Dito de outra forma, o único contrato que pode ser qualificado como administrativo é o contrato de empreitada celebrado entre as duas RR [art.º 178.º/2/a) do CPA] mas a natureza pública deste contrato não foi comunicada às subempreitadas que o Autor acordou com a 1.ª Ré, ainda que nelas se possa ter referido que, nos casos omissos, se lhes aplicaria o disposto no DL 59/99, de 2/03.
Sendo assim, isto é, não tendo as relações jurídicas nascidas dos contratos celebrados entre o Autor e a 1.ª Ré a natureza administrativa nem podendo tais contratos ser qualificados como contratos administrativos é forçoso concluir que os Tribunais Administrativos carecem de competência para dirimir os litígios que deles possam emergir.
Em suma: não estando em causa no pleito descrito nas decisões em conflito qualquer relação jurídica administrativa, nem se vislumbrando no art. 4º do ETAF ou em qualquer outra norma a atribuição específica de competência à jurisdição administrativa para decidir sobre esta matéria, tal competência cabe, por força do disposto no art. 18.º n.º 1 da Lei de Organização e Funcionamento dos Tribunais Judiciais, a esta ordem judiciária.
Esta, de resto, tem sido a jurisprudência unânime deste Tribunal - vd. Acórdãos de 6/10/99, (proc. n.º 44905), de 29/03/2001 (proc. n.° 366), de 18/09/2007 (proc. 4/07), de 19/11/09 (proc. 18/09) e de 17/06/2010 (proc. 29/09).
Termos em que este Tribunal de Conflitos decide o presente conflito de jurisdição atribuindo aos Tribunais Judiciais competência para julgar a acção a que os autos se referem.».

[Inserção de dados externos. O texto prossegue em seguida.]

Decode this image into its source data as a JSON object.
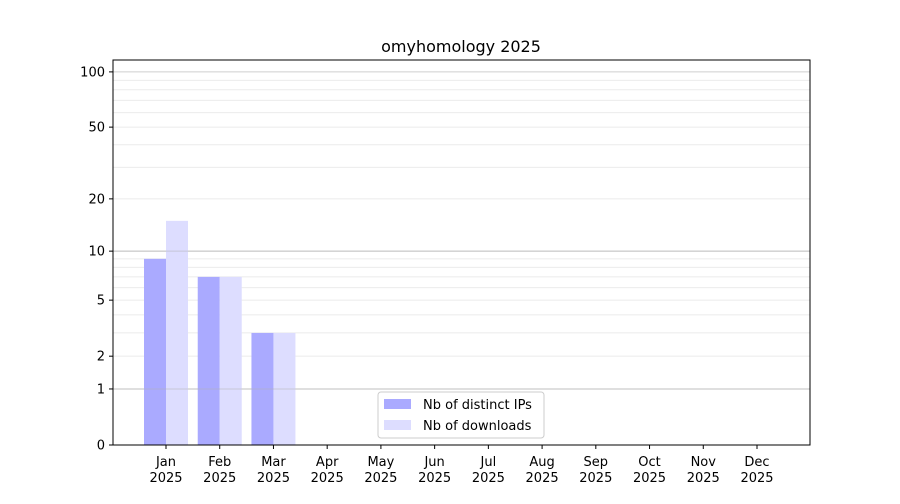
{
  "chart_data": {
    "type": "bar",
    "title": "omyhomology 2025",
    "xlabel": "",
    "ylabel": "",
    "yscale": "log(1+y)",
    "ylim": [
      0,
      116
    ],
    "yticks": [
      0,
      1,
      2,
      5,
      10,
      20,
      50,
      100
    ],
    "grid": true,
    "legend_position": "lower-center",
    "categories": [
      "Jan\n2025",
      "Feb\n2025",
      "Mar\n2025",
      "Apr\n2025",
      "May\n2025",
      "Jun\n2025",
      "Jul\n2025",
      "Aug\n2025",
      "Sep\n2025",
      "Oct\n2025",
      "Nov\n2025",
      "Dec\n2025"
    ],
    "series": [
      {
        "name": "Nb of distinct IPs",
        "color": "#aaaaff",
        "values": [
          9,
          7,
          3,
          0,
          0,
          0,
          0,
          0,
          0,
          0,
          0,
          0
        ]
      },
      {
        "name": "Nb of downloads",
        "color": "#ddddff",
        "values": [
          15,
          7,
          3,
          0,
          0,
          0,
          0,
          0,
          0,
          0,
          0,
          0
        ]
      }
    ]
  }
}
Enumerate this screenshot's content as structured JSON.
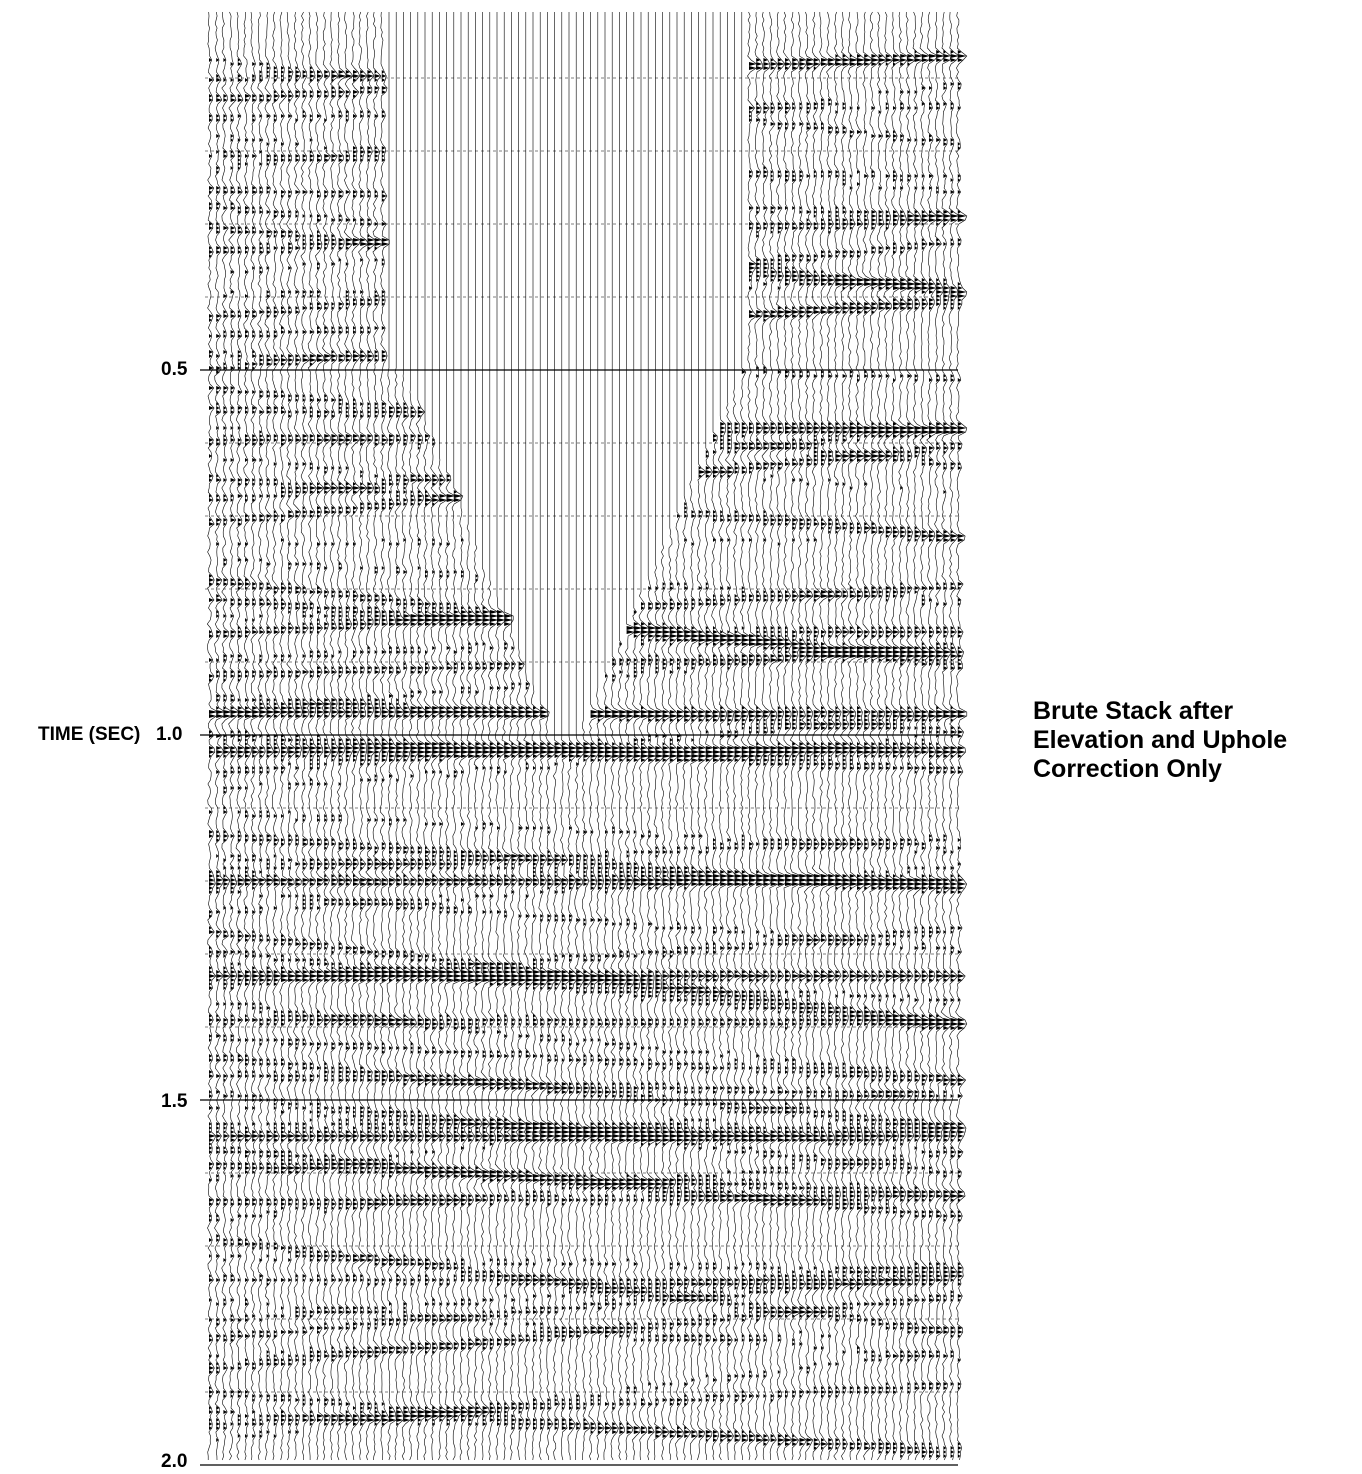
{
  "figure": {
    "axis_label": "TIME (SEC)",
    "ticks": [
      "0.5",
      "1.0",
      "1.5",
      "2.0"
    ],
    "tick_values": [
      0.5,
      1.0,
      1.5,
      2.0
    ],
    "caption_lines": [
      "Brute Stack after",
      "Elevation and Uphole",
      "Correction Only"
    ],
    "colors": {
      "ink": "#000000",
      "paper": "#ffffff"
    }
  }
}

Também, no caso em apreço assim acontece, sendo que no caso em apreço o disposto no art. 267º do RJEOP, como refere a recorrente, só por si não confere ao contrato de subempreitada natureza pública.

Motivo, por que, em nosso entender, o despacho saneador enferme de violação do art. 4º nº 1 al. f) do ETAF.
E, assim se decidindo, que fique prejudicado o conhecimento da parte da decisão que não admitiu a intervenção principal provocada da Massa Insolvente da T…


III – Pelo que, em face do exposto e em conclusão, emito parecer no sentido de ser dado provimento ao recurso, revogando - se o despacho saneador recorrido, substituindo - o por outro que julgue a jurisdição administrativa incompetente em razão da matéria para apreciar e decidir do mérito da presente causa.